“Like the ghost of Tehiddy,” I ejaculated.
“I have never heard of the ghost of Tehiddy,” Jarvis rejoined, “but I cannot conceive anything more gruesome than the Hackham Terrace apparition. Let me tell you some of Mrs. Belmont’s experiences.
“You must know the house is quite new, the Belmont’s being the first tenants, and that nothing has been discovered, so far, that can in any way account for the hauntings.
“To proceed, about a month after they had taken the house, every one was aroused in the middle of the night by a succession of the most unearthly screams, coming, so it seemed, from the basement of the house.
“For some seconds no one ventured out of their rooms, and then, Mrs. Belmont very pluckily taking the lead, other members of the family followed her down-stairs.

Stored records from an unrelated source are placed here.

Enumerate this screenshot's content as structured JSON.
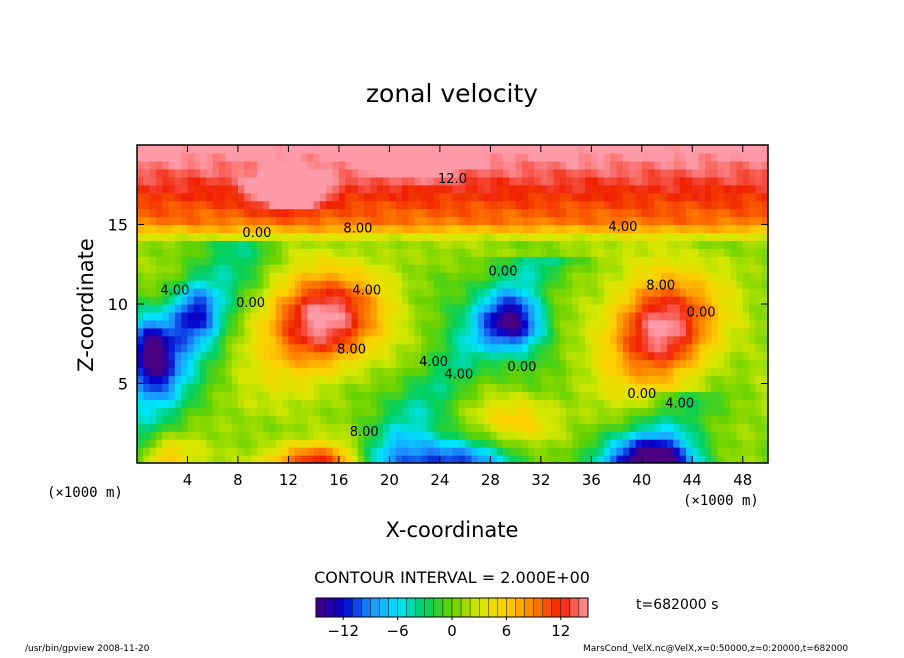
{
  "chart_data": {
    "type": "heatmap",
    "title": "zonal velocity",
    "xlabel": "X-coordinate",
    "ylabel": "Z-coordinate",
    "x_unit": "(×1000 m)",
    "y_unit": "(×1000 m)",
    "xlim": [
      0,
      50
    ],
    "ylim": [
      0,
      20
    ],
    "x_ticks": [
      4,
      8,
      12,
      16,
      20,
      24,
      28,
      32,
      36,
      40,
      44,
      48
    ],
    "y_ticks": [
      5,
      10,
      15
    ],
    "contour_interval_text": "CONTOUR INTERVAL = 2.000E+00",
    "time_text": "t=682000 s",
    "colorbar": {
      "range": [
        -15,
        15
      ],
      "ticks": [
        -12,
        -6,
        0,
        6,
        12
      ],
      "colors": [
        "#4b0082",
        "#0000cd",
        "#1e90ff",
        "#00e5ff",
        "#00d060",
        "#66d200",
        "#d8e800",
        "#ffd000",
        "#ff8000",
        "#f02000",
        "#ff9aa8"
      ]
    },
    "contour_labels": [
      {
        "text": "12.0",
        "x": 25.0,
        "z": 17.6
      },
      {
        "text": "8.00",
        "x": 17.5,
        "z": 14.5
      },
      {
        "text": "0.00",
        "x": 9.5,
        "z": 14.2
      },
      {
        "text": "4.00",
        "x": 38.5,
        "z": 14.6
      },
      {
        "text": "0.00",
        "x": 29.0,
        "z": 11.8
      },
      {
        "text": "4.00",
        "x": 3.0,
        "z": 10.6
      },
      {
        "text": "0.00",
        "x": 9.0,
        "z": 9.8
      },
      {
        "text": "4.00",
        "x": 18.2,
        "z": 10.6
      },
      {
        "text": "8.00",
        "x": 17.0,
        "z": 6.9
      },
      {
        "text": "4.00",
        "x": 23.5,
        "z": 6.1
      },
      {
        "text": "4.00",
        "x": 25.5,
        "z": 5.3
      },
      {
        "text": "0.00",
        "x": 30.5,
        "z": 5.8
      },
      {
        "text": "8.00",
        "x": 41.5,
        "z": 10.9
      },
      {
        "text": "0.00",
        "x": 44.7,
        "z": 9.2
      },
      {
        "text": "0.00",
        "x": 40.0,
        "z": 4.1
      },
      {
        "text": "4.00",
        "x": 43.0,
        "z": 3.5
      },
      {
        "text": "8.00",
        "x": 18.0,
        "z": 1.7
      }
    ],
    "features": [
      {
        "x": 14.5,
        "z": 9.0,
        "value": 15,
        "sx": 4.5,
        "sz": 3.0
      },
      {
        "x": 41.5,
        "z": 8.5,
        "value": 15,
        "sx": 4.0,
        "sz": 3.3
      },
      {
        "x": 30.0,
        "z": 2.8,
        "value": 6,
        "sx": 3.0,
        "sz": 1.5
      },
      {
        "x": 1.0,
        "z": 7.0,
        "value": -14,
        "sx": 2.0,
        "sz": 2.5
      },
      {
        "x": 4.5,
        "z": 9.5,
        "value": -9,
        "sx": 2.0,
        "sz": 2.0
      },
      {
        "x": 30.0,
        "z": 8.8,
        "value": -12,
        "sx": 2.5,
        "sz": 1.8
      },
      {
        "x": 25.0,
        "z": 0.0,
        "value": -10,
        "sx": 6.0,
        "sz": 1.5
      },
      {
        "x": 41.0,
        "z": 0.0,
        "value": -14,
        "sx": 4.0,
        "sz": 1.8
      },
      {
        "x": 14.0,
        "z": 0.0,
        "value": 13,
        "sx": 4.0,
        "sz": 1.2
      },
      {
        "x": 2.0,
        "z": 0.5,
        "value": 6,
        "sx": 2.0,
        "sz": 1.2
      },
      {
        "x": 21.5,
        "z": 19.3,
        "value": 15,
        "sx": 3.0,
        "sz": 1.0
      },
      {
        "x": 12.0,
        "z": 17.2,
        "value": 15,
        "sx": 2.5,
        "sz": 1.0
      }
    ]
  },
  "footer": {
    "left": "/usr/bin/gpview   2008-11-20",
    "right": "MarsCond_VelX.nc@VelX,x=0:50000,z=0:20000,t=682000"
  }
}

“Arriving at the commencement of the passage leading to the kitchen, they all saw an indefinable black object lying on the ground.

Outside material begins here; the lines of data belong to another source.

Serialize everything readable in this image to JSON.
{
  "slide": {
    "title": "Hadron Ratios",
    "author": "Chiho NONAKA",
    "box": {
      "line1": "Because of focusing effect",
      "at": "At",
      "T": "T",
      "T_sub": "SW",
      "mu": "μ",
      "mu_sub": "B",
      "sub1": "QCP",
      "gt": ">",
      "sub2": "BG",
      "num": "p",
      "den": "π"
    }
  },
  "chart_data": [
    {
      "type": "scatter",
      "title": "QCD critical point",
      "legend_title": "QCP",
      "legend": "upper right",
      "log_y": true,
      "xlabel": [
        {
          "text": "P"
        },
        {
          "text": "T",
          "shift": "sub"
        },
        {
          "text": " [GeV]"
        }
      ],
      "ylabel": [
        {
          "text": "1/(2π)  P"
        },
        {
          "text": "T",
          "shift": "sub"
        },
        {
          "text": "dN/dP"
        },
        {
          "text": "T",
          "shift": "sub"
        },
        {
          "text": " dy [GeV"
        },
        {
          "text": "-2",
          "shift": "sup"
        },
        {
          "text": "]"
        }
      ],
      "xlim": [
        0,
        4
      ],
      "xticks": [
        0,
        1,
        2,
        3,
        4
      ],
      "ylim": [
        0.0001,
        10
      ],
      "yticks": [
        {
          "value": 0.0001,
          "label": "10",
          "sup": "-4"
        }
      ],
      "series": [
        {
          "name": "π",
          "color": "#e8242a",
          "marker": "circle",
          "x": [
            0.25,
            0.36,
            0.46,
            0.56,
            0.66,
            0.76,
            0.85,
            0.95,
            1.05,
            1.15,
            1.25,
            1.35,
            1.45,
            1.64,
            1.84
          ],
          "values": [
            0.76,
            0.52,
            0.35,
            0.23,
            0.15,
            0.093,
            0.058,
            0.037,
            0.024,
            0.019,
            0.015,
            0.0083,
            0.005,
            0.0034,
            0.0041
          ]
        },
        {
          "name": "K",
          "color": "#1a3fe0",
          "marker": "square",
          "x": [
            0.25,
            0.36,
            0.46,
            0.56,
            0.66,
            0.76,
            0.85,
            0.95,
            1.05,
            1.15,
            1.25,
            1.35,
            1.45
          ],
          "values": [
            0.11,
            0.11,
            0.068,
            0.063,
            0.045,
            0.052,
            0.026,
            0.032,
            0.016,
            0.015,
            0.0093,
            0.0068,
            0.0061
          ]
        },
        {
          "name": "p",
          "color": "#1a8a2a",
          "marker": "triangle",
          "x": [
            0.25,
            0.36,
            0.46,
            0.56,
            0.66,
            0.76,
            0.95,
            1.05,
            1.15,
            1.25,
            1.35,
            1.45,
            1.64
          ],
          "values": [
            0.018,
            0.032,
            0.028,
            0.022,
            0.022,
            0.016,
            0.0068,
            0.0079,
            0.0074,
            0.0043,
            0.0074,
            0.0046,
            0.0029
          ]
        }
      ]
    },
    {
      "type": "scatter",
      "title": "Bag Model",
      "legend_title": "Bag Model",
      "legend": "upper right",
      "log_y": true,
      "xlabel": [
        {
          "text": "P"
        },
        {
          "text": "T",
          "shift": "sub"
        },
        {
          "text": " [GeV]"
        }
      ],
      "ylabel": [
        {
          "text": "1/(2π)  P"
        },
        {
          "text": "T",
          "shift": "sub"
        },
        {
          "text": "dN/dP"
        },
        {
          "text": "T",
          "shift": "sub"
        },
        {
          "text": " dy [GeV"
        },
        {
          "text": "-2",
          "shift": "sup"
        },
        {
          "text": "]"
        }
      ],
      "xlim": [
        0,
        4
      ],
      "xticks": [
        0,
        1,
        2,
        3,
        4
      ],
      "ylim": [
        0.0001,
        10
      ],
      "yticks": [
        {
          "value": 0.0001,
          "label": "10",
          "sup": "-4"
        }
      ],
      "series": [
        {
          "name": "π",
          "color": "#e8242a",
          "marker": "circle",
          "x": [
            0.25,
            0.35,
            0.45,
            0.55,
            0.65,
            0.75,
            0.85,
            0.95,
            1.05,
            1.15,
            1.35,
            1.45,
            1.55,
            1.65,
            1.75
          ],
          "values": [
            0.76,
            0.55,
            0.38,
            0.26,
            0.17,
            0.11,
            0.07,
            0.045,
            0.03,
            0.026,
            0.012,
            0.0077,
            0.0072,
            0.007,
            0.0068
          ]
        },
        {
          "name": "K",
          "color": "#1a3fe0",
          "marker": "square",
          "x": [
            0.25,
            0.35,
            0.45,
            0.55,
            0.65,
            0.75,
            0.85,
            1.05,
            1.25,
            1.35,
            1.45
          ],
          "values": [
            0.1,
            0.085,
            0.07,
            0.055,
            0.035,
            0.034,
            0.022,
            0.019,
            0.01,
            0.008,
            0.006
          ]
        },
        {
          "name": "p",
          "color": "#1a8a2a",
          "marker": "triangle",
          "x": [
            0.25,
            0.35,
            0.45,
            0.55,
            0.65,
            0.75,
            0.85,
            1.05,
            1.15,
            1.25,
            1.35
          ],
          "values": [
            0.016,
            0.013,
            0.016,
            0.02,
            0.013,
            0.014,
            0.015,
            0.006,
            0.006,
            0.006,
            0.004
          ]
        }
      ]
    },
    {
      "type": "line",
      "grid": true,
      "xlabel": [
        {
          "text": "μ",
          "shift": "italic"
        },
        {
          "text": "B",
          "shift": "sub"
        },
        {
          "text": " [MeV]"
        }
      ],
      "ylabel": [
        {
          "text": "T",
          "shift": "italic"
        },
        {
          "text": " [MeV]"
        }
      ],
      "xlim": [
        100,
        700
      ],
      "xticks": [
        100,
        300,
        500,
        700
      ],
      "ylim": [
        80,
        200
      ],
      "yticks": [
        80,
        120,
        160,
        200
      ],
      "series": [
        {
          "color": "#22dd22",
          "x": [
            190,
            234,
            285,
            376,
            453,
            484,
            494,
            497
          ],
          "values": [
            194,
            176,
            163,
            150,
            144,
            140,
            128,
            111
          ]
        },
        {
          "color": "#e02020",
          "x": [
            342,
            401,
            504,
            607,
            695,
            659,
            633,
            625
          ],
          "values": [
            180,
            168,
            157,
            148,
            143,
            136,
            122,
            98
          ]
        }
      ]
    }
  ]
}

“Frozen to the spot with horror, the Belmonts watched the thing slowly rise, developing as it did so until it assumed the appearance and dimensions of a gigantic naked woman. But what was so inconceivably horrid about her was the face: she had no eyes, their places being filled by ordinary flesh.
“Confronting them for some moments in silence, she suddenly and without the least warning assumed a horizontal position in mid-air, dematerialised, and passed through the wall in the guise of a rectangular mass of pale blue light. Could anything be more ghastly?”

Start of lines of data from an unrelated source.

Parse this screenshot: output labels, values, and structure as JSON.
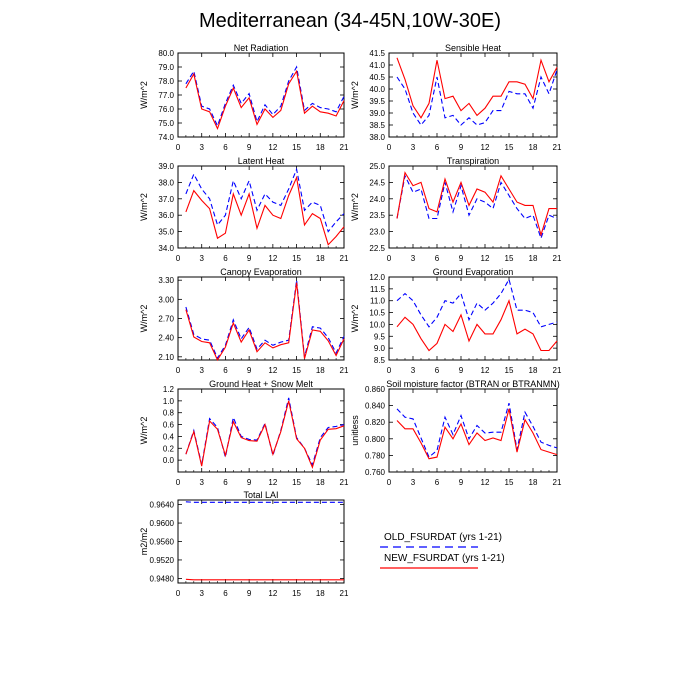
{
  "figure": {
    "title": "Mediterranean (34-45N,10W-30E)"
  },
  "legend": {
    "old_label": "OLD_FSURDAT (yrs 1-21)",
    "new_label": "NEW_FSURDAT (yrs 1-21)",
    "old_color": "#0000ff",
    "new_color": "#ff0000",
    "old_style": "dashed",
    "new_style": "solid"
  },
  "chart_data": [
    {
      "type": "line",
      "title": "Net Radiation",
      "ylabel": "W/m^2",
      "xlim": [
        0,
        21
      ],
      "ylim": [
        74.0,
        80.0
      ],
      "xticks": [
        0,
        3,
        6,
        9,
        12,
        15,
        18,
        21
      ],
      "yticks": [
        74.0,
        75.0,
        76.0,
        77.0,
        78.0,
        79.0,
        80.0
      ],
      "ytick_labels": [
        "74.0",
        "75.0",
        "76.0",
        "77.0",
        "78.0",
        "79.0",
        "80.0"
      ],
      "x": [
        1,
        2,
        3,
        4,
        5,
        6,
        7,
        8,
        9,
        10,
        11,
        12,
        13,
        14,
        15,
        16,
        17,
        18,
        19,
        20,
        21
      ],
      "series": [
        {
          "name": "OLD_FSURDAT (yrs 1-21)",
          "values": [
            77.8,
            78.7,
            76.2,
            76.0,
            74.8,
            76.4,
            77.7,
            76.4,
            77.1,
            75.1,
            76.3,
            75.6,
            76.2,
            78.0,
            79.0,
            75.9,
            76.4,
            76.1,
            76.0,
            75.8,
            76.9
          ]
        },
        {
          "name": "NEW_FSURDAT (yrs 1-21)",
          "values": [
            77.5,
            78.5,
            76.0,
            75.8,
            74.6,
            76.2,
            77.5,
            76.1,
            76.8,
            74.9,
            76.0,
            75.4,
            75.9,
            77.8,
            78.7,
            75.7,
            76.2,
            75.8,
            75.7,
            75.5,
            76.6
          ]
        }
      ]
    },
    {
      "type": "line",
      "title": "Sensible Heat",
      "ylabel": "W/m^2",
      "xlim": [
        0,
        21
      ],
      "ylim": [
        38.0,
        41.5
      ],
      "xticks": [
        0,
        3,
        6,
        9,
        12,
        15,
        18,
        21
      ],
      "yticks": [
        38.0,
        38.5,
        39.0,
        39.5,
        40.0,
        40.5,
        41.0,
        41.5
      ],
      "ytick_labels": [
        "38.0",
        "38.5",
        "39.0",
        "39.5",
        "40.0",
        "40.5",
        "41.0",
        "41.5"
      ],
      "x": [
        1,
        2,
        3,
        4,
        5,
        6,
        7,
        8,
        9,
        10,
        11,
        12,
        13,
        14,
        15,
        16,
        17,
        18,
        19,
        20,
        21
      ],
      "series": [
        {
          "name": "OLD_FSURDAT (yrs 1-21)",
          "values": [
            40.5,
            40.0,
            39.0,
            38.5,
            38.9,
            40.5,
            38.8,
            38.9,
            38.5,
            38.8,
            38.5,
            38.6,
            39.1,
            39.1,
            39.9,
            39.8,
            39.8,
            39.2,
            40.5,
            39.8,
            40.8
          ]
        },
        {
          "name": "NEW_FSURDAT (yrs 1-21)",
          "values": [
            41.3,
            40.4,
            39.3,
            38.8,
            39.4,
            41.2,
            39.6,
            39.7,
            39.1,
            39.4,
            38.9,
            39.2,
            39.7,
            39.7,
            40.3,
            40.3,
            40.2,
            39.6,
            41.2,
            40.3,
            40.9
          ]
        }
      ]
    },
    {
      "type": "line",
      "title": "Latent Heat",
      "ylabel": "W/m^2",
      "xlim": [
        0,
        21
      ],
      "ylim": [
        34.0,
        39.0
      ],
      "xticks": [
        0,
        3,
        6,
        9,
        12,
        15,
        18,
        21
      ],
      "yticks": [
        34.0,
        35.0,
        36.0,
        37.0,
        38.0,
        39.0
      ],
      "ytick_labels": [
        "34.0",
        "35.0",
        "36.0",
        "37.0",
        "38.0",
        "39.0"
      ],
      "x": [
        1,
        2,
        3,
        4,
        5,
        6,
        7,
        8,
        9,
        10,
        11,
        12,
        13,
        14,
        15,
        16,
        17,
        18,
        19,
        20,
        21
      ],
      "series": [
        {
          "name": "OLD_FSURDAT (yrs 1-21)",
          "values": [
            37.3,
            38.5,
            37.6,
            37.0,
            35.4,
            36.0,
            38.1,
            37.0,
            38.1,
            36.3,
            37.3,
            36.8,
            36.6,
            37.6,
            38.8,
            36.3,
            36.8,
            36.6,
            35.0,
            35.6,
            36.1
          ]
        },
        {
          "name": "NEW_FSURDAT (yrs 1-21)",
          "values": [
            36.2,
            37.5,
            36.9,
            36.4,
            34.6,
            34.9,
            37.3,
            36.0,
            37.3,
            35.2,
            36.6,
            36.0,
            35.8,
            37.2,
            38.3,
            35.4,
            36.1,
            35.8,
            34.2,
            34.7,
            35.3
          ]
        }
      ]
    },
    {
      "type": "line",
      "title": "Transpiration",
      "ylabel": "W/m^2",
      "xlim": [
        0,
        21
      ],
      "ylim": [
        22.5,
        25.0
      ],
      "xticks": [
        0,
        3,
        6,
        9,
        12,
        15,
        18,
        21
      ],
      "yticks": [
        22.5,
        23.0,
        23.5,
        24.0,
        24.5,
        25.0
      ],
      "ytick_labels": [
        "22.5",
        "23.0",
        "23.5",
        "24.0",
        "24.5",
        "25.0"
      ],
      "x": [
        1,
        2,
        3,
        4,
        5,
        6,
        7,
        8,
        9,
        10,
        11,
        12,
        13,
        14,
        15,
        16,
        17,
        18,
        19,
        20,
        21
      ],
      "series": [
        {
          "name": "OLD_FSURDAT (yrs 1-21)",
          "values": [
            23.4,
            24.7,
            24.2,
            24.3,
            23.4,
            23.4,
            24.5,
            23.6,
            24.4,
            23.5,
            24.0,
            23.9,
            23.7,
            24.5,
            24.1,
            23.7,
            23.4,
            23.5,
            22.8,
            23.5,
            23.4
          ]
        },
        {
          "name": "NEW_FSURDAT (yrs 1-21)",
          "values": [
            23.4,
            24.8,
            24.4,
            24.5,
            23.7,
            23.6,
            24.6,
            23.9,
            24.5,
            23.8,
            24.3,
            24.2,
            23.9,
            24.7,
            24.3,
            23.9,
            23.8,
            23.8,
            22.9,
            23.7,
            23.7
          ]
        }
      ]
    },
    {
      "type": "line",
      "title": "Canopy Evaporation",
      "ylabel": "W/m^2",
      "xlim": [
        0,
        21
      ],
      "ylim": [
        2.05,
        3.35
      ],
      "xticks": [
        0,
        3,
        6,
        9,
        12,
        15,
        18,
        21
      ],
      "yticks": [
        2.1,
        2.4,
        2.7,
        3.0,
        3.3
      ],
      "ytick_labels": [
        "2.10",
        "2.40",
        "2.70",
        "3.00",
        "3.30"
      ],
      "x": [
        1,
        2,
        3,
        4,
        5,
        6,
        7,
        8,
        9,
        10,
        11,
        12,
        13,
        14,
        15,
        16,
        17,
        18,
        19,
        20,
        21
      ],
      "series": [
        {
          "name": "OLD_FSURDAT (yrs 1-21)",
          "values": [
            2.88,
            2.45,
            2.38,
            2.36,
            2.08,
            2.28,
            2.68,
            2.38,
            2.56,
            2.22,
            2.36,
            2.28,
            2.33,
            2.36,
            3.3,
            2.1,
            2.57,
            2.55,
            2.4,
            2.16,
            2.42
          ]
        },
        {
          "name": "NEW_FSURDAT (yrs 1-21)",
          "values": [
            2.84,
            2.41,
            2.34,
            2.32,
            2.05,
            2.25,
            2.63,
            2.33,
            2.52,
            2.18,
            2.32,
            2.24,
            2.29,
            2.32,
            3.26,
            2.07,
            2.52,
            2.5,
            2.35,
            2.12,
            2.38
          ]
        }
      ]
    },
    {
      "type": "line",
      "title": "Ground Evaporation",
      "ylabel": "W/m^2",
      "xlim": [
        0,
        21
      ],
      "ylim": [
        8.5,
        12.0
      ],
      "xticks": [
        0,
        3,
        6,
        9,
        12,
        15,
        18,
        21
      ],
      "yticks": [
        8.5,
        9.0,
        9.5,
        10.0,
        10.5,
        11.0,
        11.5,
        12.0
      ],
      "ytick_labels": [
        "8.5",
        "9.0",
        "9.5",
        "10.0",
        "10.5",
        "11.0",
        "11.5",
        "12.0"
      ],
      "x": [
        1,
        2,
        3,
        4,
        5,
        6,
        7,
        8,
        9,
        10,
        11,
        12,
        13,
        14,
        15,
        16,
        17,
        18,
        19,
        20,
        21
      ],
      "series": [
        {
          "name": "OLD_FSURDAT (yrs 1-21)",
          "values": [
            11.0,
            11.3,
            11.0,
            10.4,
            9.9,
            10.3,
            11.0,
            10.9,
            11.3,
            10.2,
            10.9,
            10.6,
            10.9,
            11.3,
            11.9,
            10.6,
            10.6,
            10.5,
            9.9,
            10.0,
            10.1
          ]
        },
        {
          "name": "NEW_FSURDAT (yrs 1-21)",
          "values": [
            9.9,
            10.3,
            10.0,
            9.4,
            8.9,
            9.2,
            10.0,
            9.7,
            10.4,
            9.3,
            10.0,
            9.6,
            9.6,
            10.2,
            11.0,
            9.6,
            9.8,
            9.6,
            8.9,
            8.9,
            9.3
          ]
        }
      ]
    },
    {
      "type": "line",
      "title": "Ground Heat + Snow Melt",
      "ylabel": "W/m^2",
      "xlim": [
        0,
        21
      ],
      "ylim": [
        -0.2,
        1.2
      ],
      "xticks": [
        0,
        3,
        6,
        9,
        12,
        15,
        18,
        21
      ],
      "yticks": [
        0.0,
        0.2,
        0.4,
        0.6,
        0.8,
        1.0,
        1.2
      ],
      "ytick_labels": [
        "0.0",
        "0.2",
        "0.4",
        "0.6",
        "0.8",
        "1.0",
        "1.2"
      ],
      "x": [
        1,
        2,
        3,
        4,
        5,
        6,
        7,
        8,
        9,
        10,
        11,
        12,
        13,
        14,
        15,
        16,
        17,
        18,
        19,
        20,
        21
      ],
      "series": [
        {
          "name": "OLD_FSURDAT (yrs 1-21)",
          "values": [
            0.1,
            0.5,
            -0.08,
            0.7,
            0.55,
            0.05,
            0.72,
            0.4,
            0.35,
            0.34,
            0.62,
            0.08,
            0.5,
            1.05,
            0.38,
            0.2,
            -0.08,
            0.38,
            0.55,
            0.57,
            0.6
          ]
        },
        {
          "name": "NEW_FSURDAT (yrs 1-21)",
          "values": [
            0.1,
            0.48,
            -0.1,
            0.66,
            0.52,
            0.08,
            0.65,
            0.38,
            0.33,
            0.32,
            0.6,
            0.1,
            0.48,
            1.0,
            0.36,
            0.2,
            -0.12,
            0.34,
            0.52,
            0.53,
            0.58
          ]
        }
      ]
    },
    {
      "type": "line",
      "title": "Soil moisture factor (BTRAN or BTRANMN)",
      "ylabel": "unitless",
      "xlim": [
        0,
        21
      ],
      "ylim": [
        0.76,
        0.86
      ],
      "xticks": [
        0,
        3,
        6,
        9,
        12,
        15,
        18,
        21
      ],
      "yticks": [
        0.76,
        0.78,
        0.8,
        0.82,
        0.84,
        0.86
      ],
      "ytick_labels": [
        "0.760",
        "0.780",
        "0.800",
        "0.820",
        "0.840",
        "0.860"
      ],
      "x": [
        1,
        2,
        3,
        4,
        5,
        6,
        7,
        8,
        9,
        10,
        11,
        12,
        13,
        14,
        15,
        16,
        17,
        18,
        19,
        20,
        21
      ],
      "series": [
        {
          "name": "OLD_FSURDAT (yrs 1-21)",
          "values": [
            0.836,
            0.826,
            0.824,
            0.801,
            0.778,
            0.786,
            0.826,
            0.805,
            0.828,
            0.8,
            0.816,
            0.807,
            0.808,
            0.808,
            0.843,
            0.787,
            0.832,
            0.815,
            0.796,
            0.792,
            0.789
          ]
        },
        {
          "name": "NEW_FSURDAT (yrs 1-21)",
          "values": [
            0.822,
            0.812,
            0.812,
            0.795,
            0.776,
            0.778,
            0.814,
            0.8,
            0.818,
            0.793,
            0.807,
            0.798,
            0.801,
            0.798,
            0.836,
            0.784,
            0.823,
            0.807,
            0.787,
            0.784,
            0.781
          ]
        }
      ]
    },
    {
      "type": "line",
      "title": "Total LAI",
      "ylabel": "m2/m2",
      "xlim": [
        0,
        21
      ],
      "ylim": [
        0.947,
        0.965
      ],
      "xticks": [
        0,
        3,
        6,
        9,
        12,
        15,
        18,
        21
      ],
      "yticks": [
        0.948,
        0.952,
        0.956,
        0.96,
        0.964
      ],
      "ytick_labels": [
        "0.9480",
        "0.9520",
        "0.9560",
        "0.9600",
        "0.9640"
      ],
      "x": [
        1,
        2,
        3,
        4,
        5,
        6,
        7,
        8,
        9,
        10,
        11,
        12,
        13,
        14,
        15,
        16,
        17,
        18,
        19,
        20,
        21
      ],
      "series": [
        {
          "name": "OLD_FSURDAT (yrs 1-21)",
          "values": [
            0.9646,
            0.9645,
            0.9645,
            0.9645,
            0.9645,
            0.9645,
            0.9645,
            0.9645,
            0.9645,
            0.9645,
            0.9645,
            0.9645,
            0.9645,
            0.9645,
            0.9645,
            0.9645,
            0.9645,
            0.9645,
            0.9645,
            0.9645,
            0.9645
          ]
        },
        {
          "name": "NEW_FSURDAT (yrs 1-21)",
          "values": [
            0.9478,
            0.9477,
            0.9477,
            0.9477,
            0.9477,
            0.9477,
            0.9477,
            0.9477,
            0.9477,
            0.9477,
            0.9477,
            0.9477,
            0.9477,
            0.9477,
            0.9477,
            0.9477,
            0.9477,
            0.9477,
            0.9477,
            0.9477,
            0.9477
          ]
        }
      ]
    }
  ]
}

“It has parallels in the luminous woman known as Proctor’s ghost, Wellington, near Newcastle, and in a house, also new, in Portishead. Can you tell me any further experiences there?”
“Yes,” Jarvis rejoined; “one of the servants was breaking coal in the cellar one evening, when the hammer was unceremoniously snatched from her hand, the candle blown out, and a blue, tatooed arm thrust so roughly against her face that one of her front teeth was actually loosened.